Mary scrambled to her feet and brushed the grass from her petticoats while she endeavored to compose herself. “I think this entire day has been nothing but a game to you! Has it been diverting, my lord, to see how easily you could persuade the na?ve country girl to lift her skirts? But you have indeed won, for you could have claimed your prize only a moment ago.”

He rose too and grasped her chin, forcing her to face him. “Is that what you think? That I take perverse pleasure in randomly debauching virgins? Need I remind you that I desisted?”

“I don’t understand you at all!” she cried. “But if it is my fortune you seek, there was never any need to waste your time and considerable talents when you simply could have applied to my guardian for my hand…and all that goes with it.”

“My dear, my time has not been wasted, and you have yet no clue of my considerable talents.”

She turned away, her lips quivering. “Regardless, the subterfuge of seduction was hardly necessary when I already know I will only be sought out for my wealth.”

“On the contrary, fair Mary. I can’t deny my original object in bringing you here, but it’s strangely complicated now.”

“What do you mean?”

“You intrigue me, Mary. You. Immensely. In this very moment I find myself consumed with the conflicting and contradictory desires to shelter and protect you, to lose myself in those guileless eyes of yours while I pound my cock into you.”

“I won’t have you,” she whispered.

“Oh, yes you will, for I intend to make you mine in every possible way.” Even as he spoke, he realized he meant every word.

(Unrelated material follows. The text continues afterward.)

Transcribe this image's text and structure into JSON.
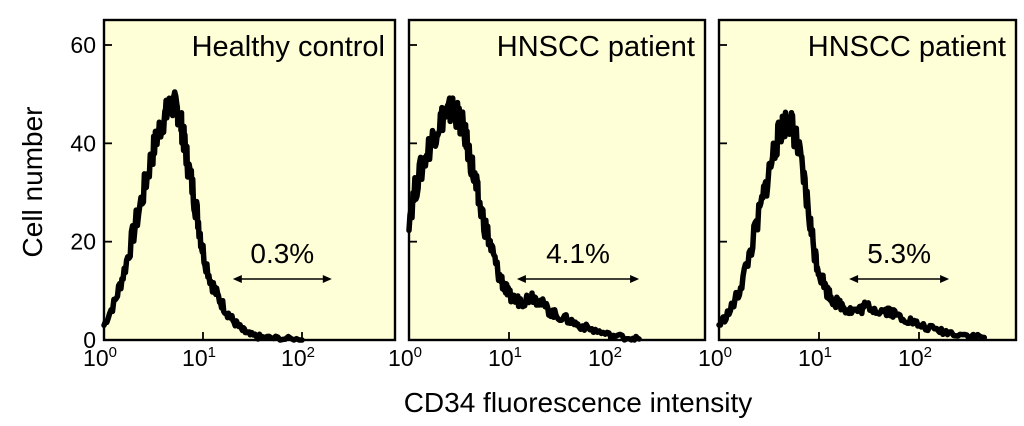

“No,” she repeated. “I will never have you. I don’t know who you really are and I don’t trust you. I wish to return to Hanover Square now. Please call the coach.”

“Trust?” he laughed. “So you would rather place your trust in a guardian who plans to give you to the highest bidder like a horse at auction?”

“It’s not like that!” she protested. “Sir Richard at least has my best interests at heart.”

“My dear girl, if you really believe that, you are gravely mistaken in his character. He will see you wed only to one who will exchange political favors in return— to one of his corpulent and corrupt cronies.”

She bit her lip. “Why should I believe you? You don’t care about me! You only look to your own interests.”

“Perhaps that was true at the start, but it’s more than that now.” Although he had certainly set out on false pretenses, now he desired her as well as her fortune, and actually wanted to deserve her faith, wanted her to believe in him.

“My father trusted Sir Richard and chose him as my guardian. What would you know of him?”

Hadley’s gaze narrowed. “I know him for a ruthless scoundrel.”

“Sir Richard would surely pay you a similar compliment, my lord,” she retorted. “You’ve already confessed your nefarious design in bringing me here. And have you not spent the past decade gallivanting around the Continent in feckless self-indulgence? What kind of man does that make you?”

His eyes narrowed, his mouth formed a grim line. “Is that your assessment of my character, Mary? That I am nothing more than a wastrel?”

“The boot appears to fit very well, my lord.”

“You make all manner of presumptions about me, but you know naught of what you speak!” He replied through clenched teeth.

“If that is so, who is to blame?” she bit back. “You share nothing of yourself!”

“I brought you here, didn’t I? To the fondest place of my boyhood.”

“Yet you refuse to talk about your family…or anything else of a personal nature. Why did you go abroad for seven years? Or were you sent away? And why does Sir Richard despise you so?”

“Why must you pry?” he growled. “These are private matters that I don’t wish to talk about!”